Chez le marchand de journaux
Le petit carillon de la boutique retentit. Madame la quincaillière salua amicalement Monsieur le marchand de journaux qui était occupé à ranger des livres sur une étagère.
— Oh bonsoir, dit-il à sa cliente. Je vais chercher de suite votre revue.
— Prenez votre temps, je ne suis pas pressée. Mais c'est vrai qu'il me tarde de lire cet article. Chaque mois il y a plein de précieux conseils sur la mode. Je vends des articles de bricolage mais toujours avec style.
— C'est vrai que je dois vous complimenter pour vos tenues vestimentaires, vous êtes toujours à la pointe de la mode.
— C'est grâce à ce magazine. Et je fais tout moi-même, ajouta fièrement Madame la quincaillière. J'ai d'ailleurs promis de prêter ce numéro à Madame l'épicière quand je l'aurais terminé.

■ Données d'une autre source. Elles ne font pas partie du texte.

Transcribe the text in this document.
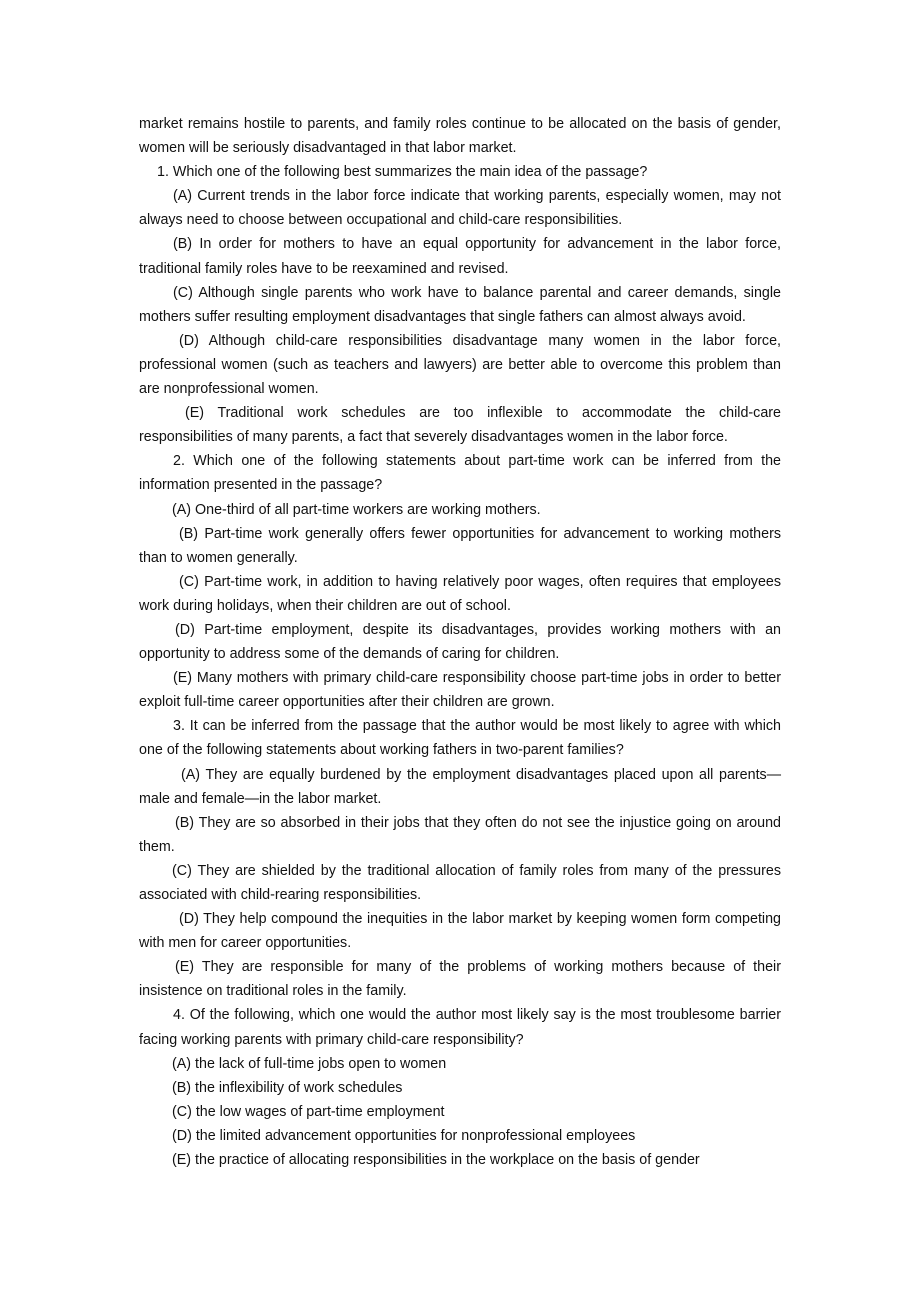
market remains hostile to parents, and family roles continue to be allocated on the basis of gender, women will be seriously disadvantaged in that labor market.

1. Which one of the following best summarizes the main idea of the passage?

(A) Current trends in the labor force indicate that working parents, especially women, may not always need to choose between occupational and child-care responsibilities.

(B) In order for mothers to have an equal opportunity for advancement in the labor force, traditional family roles have to be reexamined and revised.

(C) Although single parents who work have to balance parental and career demands, single mothers suffer resulting employment disadvantages that single fathers can almost always avoid.

(D) Although child-care responsibilities disadvantage many women in the labor force, professional women (such as teachers and lawyers) are better able to overcome this problem than are nonprofessional women.

(E) Traditional work schedules are too inflexible to accommodate the child-care responsibilities of many parents, a fact that severely disadvantages women in the labor force.

2. Which one of the following statements about part-time work can be inferred from the information presented in the passage?

(A) One-third of all part-time workers are working mothers.

(B) Part-time work generally offers fewer opportunities for advancement to working mothers than to women generally.

(C) Part-time work, in addition to having relatively poor wages, often requires that employees work during holidays, when their children are out of school.

(D) Part-time employment, despite its disadvantages, provides working mothers with an opportunity to address some of the demands of caring for children.

(E) Many mothers with primary child-care responsibility choose part-time jobs in order to better exploit full-time career opportunities after their children are grown.

3. It can be inferred from the passage that the author would be most likely to agree with which one of the following statements about working fathers in two-parent families?

(A) They are equally burdened by the employment disadvantages placed upon all parents—male and female—in the labor market.

(B) They are so absorbed in their jobs that they often do not see the injustice going on around them.

(C) They are shielded by the traditional allocation of family roles from many of the pressures associated with child-rearing responsibilities.

(D) They help compound the inequities in the labor market by keeping women form competing with men for career opportunities.

(E) They are responsible for many of the problems of working mothers because of their insistence on traditional roles in the family.

4. Of the following, which one would the author most likely say is the most troublesome barrier facing working parents with primary child-care responsibility?

(A) the lack of full-time jobs open to women

(B) the inflexibility of work schedules

(C) the low wages of part-time employment

(D) the limited advancement opportunities for nonprofessional employees

(E) the practice of allocating responsibilities in the workplace on the basis of gender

— Je vous tire mon chapeau, répond Monsieur le marchand de journaux admiratif. Je me demande où vous trouvez le temps de faire tout ça.
— Que voulez-vous, certains se passionnent pour les cartes, d'autres pour la couture.
— Pardon ?
Madame la quincaillière changea de sujet le plus rapidement possible.
— Oubliez ça. Vous savez ce que vient de me raconter Madame l'épicière sur les agissements de notre chère élue ? Elle blanchirait de l'argent sale, comme dans la série de Monsieur le barman.
— Oui j'en ai entendu parler. C'est un comptable qui travaille pour le compte d'un groupe de mafieux.
Madame la quincaillière ouvrit de grands yeux, outrée. Elle posa sa main sur son cœur.
— La mafia ? Dans notre village ?
— Ce n'est qu'une série télévisée...
— Oui vous avez raison, mais quand même... Oh et attendez, je ne vous ai pas tout dit. Il semblerait également qu'elle trompe Élisabeth avec Monsieur le facteur. Bon, j'avoue que j'ai été surprise lorsqu'elle est rentrée de voyage et qu'elle a annoncé être mariée avec une femme.
— Nous l'avons tous été. Mais les coups de foudre ça arrive vous savez.
— Bien sûr, bien sûr, je n'ai jamais dit le contraire. Je dis juste qu'on ne s'y attendait pas, c'est tout. Puis nous avons appris à connaître Élisabeth, qui n'est pas d'ici. Elle est adorable, toujours prête à rendre service. Vous savez qu'elle nous a proposé généreusement son aide pour la grande tombola de dimanche. Vraiment, elles forment un joli couple toutes les deux.
Monsieur le marchand de journaux réfléchit un instant en se caressant le menton.
— Dites-moi, vous ne la trouvez pas un peu trop gentille ?
— Que voulez-vous dire par là ?
— Tous ces excès de gentillesse ne cacheraient-ils pas quelque chose ?
— Peut-être, mais quoi donc ?
— Je ne sais pas encore. Au sujet de la tombola, Madame la coiffeuse m'a suggéré que je mette comme lot les meilleurs polars de tous les temps, je ne sais pas si c'est une bonne idée. Si vous voulez mon avis, elle devrait changer de lecture de temps en temps, ça ne lui ferait pas de mal.
— Adressez-vous à Madame la boulangère, c'est elle qui est en charge des prix à gagner. Et bien le bonjour à Madame la fleuriste quand vous la verrez ce soir.
— Quoi ? Qui vous a dit ça ?
— Euh... personne, bafouilla Madame la quincaillière. Au revoir bonne soirée.